Called ReGen Villages, the project imagines a community of buildings that produce all their own food and energy – a model that aims to tackle a wide spectrum of global issues, from the food and water crises to the rise of CO2 emissions.
Each village would comprise a series of buildings with attached greenhouses, creating spaces where families can grow fruit and vegetables, farm aquaponics or recycle waste products.
They would also integrate sustainable energy technologies, producing all their own electricity.
"Our modern lifestyle is utterly unsustainable and this calls for more resilient solutions for the future," explained EFFEKT partner Sinus Lynge.
"The technology already exists, it is just a matter of applying science into the architecture of everyday life."
The project was born out of a research paper at Stanford University.

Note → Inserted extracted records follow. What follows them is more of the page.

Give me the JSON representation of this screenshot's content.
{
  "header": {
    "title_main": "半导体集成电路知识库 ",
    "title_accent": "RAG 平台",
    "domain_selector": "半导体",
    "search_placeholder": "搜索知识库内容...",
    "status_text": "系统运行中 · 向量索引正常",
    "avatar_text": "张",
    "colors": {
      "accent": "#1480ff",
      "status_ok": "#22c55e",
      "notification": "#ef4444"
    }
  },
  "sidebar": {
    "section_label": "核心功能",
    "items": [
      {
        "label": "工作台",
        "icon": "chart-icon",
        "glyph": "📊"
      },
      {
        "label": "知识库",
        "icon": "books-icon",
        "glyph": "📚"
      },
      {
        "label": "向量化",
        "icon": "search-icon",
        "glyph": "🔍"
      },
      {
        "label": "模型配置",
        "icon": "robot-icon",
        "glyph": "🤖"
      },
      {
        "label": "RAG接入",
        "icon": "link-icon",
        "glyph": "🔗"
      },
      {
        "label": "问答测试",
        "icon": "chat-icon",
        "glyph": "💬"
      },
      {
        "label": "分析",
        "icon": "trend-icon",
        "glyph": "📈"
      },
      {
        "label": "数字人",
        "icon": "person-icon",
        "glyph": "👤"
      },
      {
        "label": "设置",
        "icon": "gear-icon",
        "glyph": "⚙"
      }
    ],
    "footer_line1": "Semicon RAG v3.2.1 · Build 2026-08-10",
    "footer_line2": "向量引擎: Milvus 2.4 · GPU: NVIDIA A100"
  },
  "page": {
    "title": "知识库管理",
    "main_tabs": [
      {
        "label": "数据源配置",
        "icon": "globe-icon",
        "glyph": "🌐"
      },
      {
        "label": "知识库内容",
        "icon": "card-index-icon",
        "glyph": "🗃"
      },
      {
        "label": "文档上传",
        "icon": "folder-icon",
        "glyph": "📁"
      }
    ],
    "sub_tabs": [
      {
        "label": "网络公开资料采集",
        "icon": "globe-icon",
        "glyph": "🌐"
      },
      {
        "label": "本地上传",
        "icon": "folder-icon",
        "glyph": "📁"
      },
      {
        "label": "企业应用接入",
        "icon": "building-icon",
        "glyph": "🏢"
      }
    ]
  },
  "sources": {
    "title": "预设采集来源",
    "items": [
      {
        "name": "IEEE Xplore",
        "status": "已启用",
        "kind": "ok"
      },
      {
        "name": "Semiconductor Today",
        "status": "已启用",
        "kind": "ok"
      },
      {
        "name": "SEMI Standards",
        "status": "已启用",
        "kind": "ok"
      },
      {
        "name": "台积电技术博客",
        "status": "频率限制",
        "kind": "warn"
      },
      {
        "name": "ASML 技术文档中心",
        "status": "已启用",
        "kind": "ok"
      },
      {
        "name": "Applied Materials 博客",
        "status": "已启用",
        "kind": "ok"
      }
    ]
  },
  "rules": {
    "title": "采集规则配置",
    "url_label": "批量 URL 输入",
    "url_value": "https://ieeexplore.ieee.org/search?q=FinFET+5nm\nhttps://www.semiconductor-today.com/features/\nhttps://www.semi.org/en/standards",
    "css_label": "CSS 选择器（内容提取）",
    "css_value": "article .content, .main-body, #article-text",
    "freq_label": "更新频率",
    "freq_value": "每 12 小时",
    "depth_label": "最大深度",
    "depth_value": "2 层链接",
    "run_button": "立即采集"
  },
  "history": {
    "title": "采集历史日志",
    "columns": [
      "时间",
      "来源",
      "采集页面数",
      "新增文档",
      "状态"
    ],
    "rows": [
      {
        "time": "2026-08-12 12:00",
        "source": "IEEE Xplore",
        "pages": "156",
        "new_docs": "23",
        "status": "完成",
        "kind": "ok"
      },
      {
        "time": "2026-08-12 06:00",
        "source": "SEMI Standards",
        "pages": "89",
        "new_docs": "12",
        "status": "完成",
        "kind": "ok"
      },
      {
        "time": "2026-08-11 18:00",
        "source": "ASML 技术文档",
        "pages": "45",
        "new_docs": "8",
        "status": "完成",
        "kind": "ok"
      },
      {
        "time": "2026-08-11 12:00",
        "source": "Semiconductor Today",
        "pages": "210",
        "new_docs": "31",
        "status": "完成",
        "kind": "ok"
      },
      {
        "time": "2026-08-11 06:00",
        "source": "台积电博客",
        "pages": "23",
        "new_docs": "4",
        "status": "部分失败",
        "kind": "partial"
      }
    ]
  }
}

One of its authors, entrepreneur James Ehrlich, further developed the idea to launch a tech-integrated real estate development company, and brought in EFFEKT to imagine what its buildings might look like.
The aim is to start building the first community of homes this summer in Almere, the Netherlands.
Other pilot projects are in the works for Sweden, Norway, Denmark and Germany, and there are also plans in development for the UAE, China and Africa.
"ReGen Villages is engineering and facilitating the development of off-grid, integrated and resilient neighbourhoods that power and feed self-reliant families around the world," said Ehrlich.
"The time has come to redefine residential real-estate development for the next three billion people coming to the planet."
The concept is similar to the idea of a cooperative community – a model that is proving increasingly popular, with similar recent examples in Belgium, the UK and Germany. But here the concept is slightly different.
With ReGen Villages, residents become part of a shared local eco-system, so different families can take on different roles in the community. As well as fostering a sense of camaraderie, this also helps to lift burdens on struggling municipal governments.
Each village would include a series of public squares, integrated with technologies like electric car charging points.
Individual homes would integrate photovoltaic solar panels to generate power and heat water. They would also feature passive heating and cooling systems, as well as natural ventilation, helping to keep electrical demand low.
There would also be closed-loop organic food and waste systems.
The team sees the project as an alternative to mass urbanisation, which forecasts over 2.5 billion people moving to cities in the next 50 years. It could offer solution to rising land prices and increasing scarcity of resources.